Nigeria sacks chief for delta region militants' amnesty

By Rafiu Ajakaye

LAGOS, Nigeria (AA) – Nigeria on Tuesday sacked the coordinator of a multimillion-dollar amnesty program set up to rehabilitate former militants in the delta region, with President Muhammadu Buhari ordering a probe into its activities.

“The president directs the National Security Adviser (NSA) to carry out a full investigation into the activities of the Amnesty Programme from 2015 to date, especially allegations of financial impropriety and other acts,” presidential spokesman Femi Adesina said in a statement.
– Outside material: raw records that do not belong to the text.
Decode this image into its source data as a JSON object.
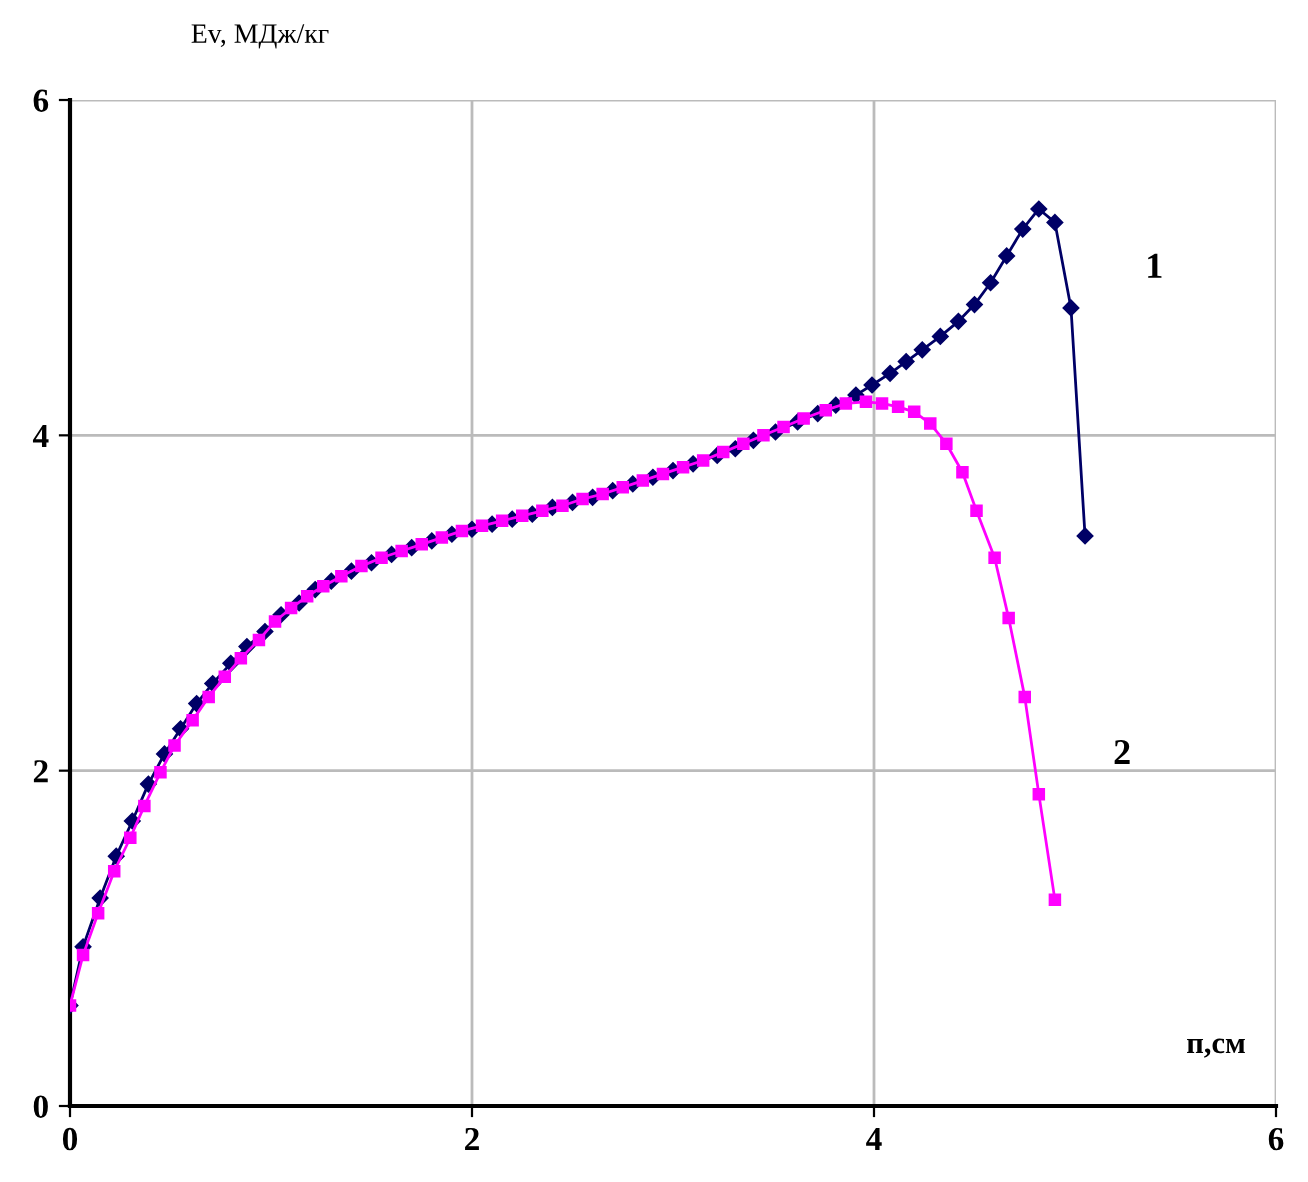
{
  "chart_data": {
    "type": "line",
    "ylabel": "Ev, МДж/кг",
    "xlabel": "п,см",
    "xlim": [
      0,
      6
    ],
    "ylim": [
      0,
      6
    ],
    "xticks": [
      0,
      2,
      4,
      6
    ],
    "yticks": [
      0,
      2,
      4,
      6
    ],
    "grid": true,
    "line_style": "solid",
    "series": [
      {
        "name": "1",
        "color": "#000066",
        "marker": "diamond",
        "x": [
          0,
          0.065,
          0.15,
          0.23,
          0.31,
          0.39,
          0.47,
          0.55,
          0.63,
          0.71,
          0.8,
          0.88,
          0.97,
          1.05,
          1.14,
          1.22,
          1.3,
          1.4,
          1.5,
          1.6,
          1.7,
          1.8,
          1.9,
          2.0,
          2.1,
          2.2,
          2.3,
          2.4,
          2.5,
          2.6,
          2.7,
          2.8,
          2.9,
          3.0,
          3.1,
          3.22,
          3.31,
          3.4,
          3.51,
          3.62,
          3.72,
          3.81,
          3.91,
          3.99,
          4.08,
          4.16,
          4.24,
          4.33,
          4.42,
          4.5,
          4.58,
          4.66,
          4.74,
          4.82,
          4.9,
          4.98,
          5.05
        ],
        "values": [
          0.6,
          0.95,
          1.24,
          1.49,
          1.7,
          1.92,
          2.1,
          2.25,
          2.4,
          2.52,
          2.64,
          2.74,
          2.83,
          2.93,
          3.0,
          3.08,
          3.13,
          3.19,
          3.24,
          3.29,
          3.33,
          3.37,
          3.41,
          3.44,
          3.47,
          3.5,
          3.53,
          3.57,
          3.6,
          3.63,
          3.67,
          3.71,
          3.75,
          3.79,
          3.83,
          3.88,
          3.92,
          3.97,
          4.02,
          4.08,
          4.13,
          4.18,
          4.24,
          4.3,
          4.37,
          4.44,
          4.51,
          4.59,
          4.68,
          4.78,
          4.91,
          5.07,
          5.23,
          5.35,
          5.27,
          4.76,
          3.4
        ]
      },
      {
        "name": "2",
        "color": "#ff00ff",
        "marker": "square",
        "x": [
          0,
          0.065,
          0.14,
          0.22,
          0.3,
          0.37,
          0.45,
          0.52,
          0.61,
          0.69,
          0.77,
          0.85,
          0.94,
          1.02,
          1.1,
          1.18,
          1.26,
          1.35,
          1.45,
          1.55,
          1.65,
          1.75,
          1.85,
          1.95,
          2.05,
          2.15,
          2.25,
          2.35,
          2.45,
          2.55,
          2.65,
          2.75,
          2.85,
          2.95,
          3.05,
          3.15,
          3.25,
          3.35,
          3.45,
          3.55,
          3.65,
          3.76,
          3.86,
          3.96,
          4.04,
          4.12,
          4.2,
          4.28,
          4.36,
          4.44,
          4.51,
          4.6,
          4.67,
          4.75,
          4.82,
          4.9
        ],
        "values": [
          0.6,
          0.9,
          1.15,
          1.4,
          1.6,
          1.79,
          1.99,
          2.15,
          2.3,
          2.44,
          2.56,
          2.67,
          2.78,
          2.89,
          2.97,
          3.04,
          3.1,
          3.16,
          3.22,
          3.27,
          3.31,
          3.35,
          3.39,
          3.43,
          3.46,
          3.49,
          3.52,
          3.55,
          3.58,
          3.62,
          3.65,
          3.69,
          3.73,
          3.77,
          3.81,
          3.85,
          3.9,
          3.95,
          4.0,
          4.05,
          4.1,
          4.15,
          4.19,
          4.2,
          4.19,
          4.17,
          4.14,
          4.07,
          3.95,
          3.78,
          3.55,
          3.27,
          2.91,
          2.44,
          1.86,
          1.23
        ]
      }
    ]
  }
}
Buhari also sacked the program coordinator Paul Boroh, a retired army brigadier general, and replaced him with Charles Quaker Dokubo, the statement added.

Dokubo, a professor of strategic studies, is director of research and studies at the Nigerian Institute of International Affairs.

Launched in 2009 to rehabilitate militants in the oil-rich delta in exchange for them renouncing violence, the program is allegedly bogged down by official sleaze.

Regardless, hundreds of former militants have been trained in various vocations under the program. The former militants also get monthly stipends from the initiative amid criticism that the handouts were unsustainable.

Critics also say the amnesty program does not adequately address the environmental issues in the area dogged by gas flaring and perennial oil spillage which constitute health hazards.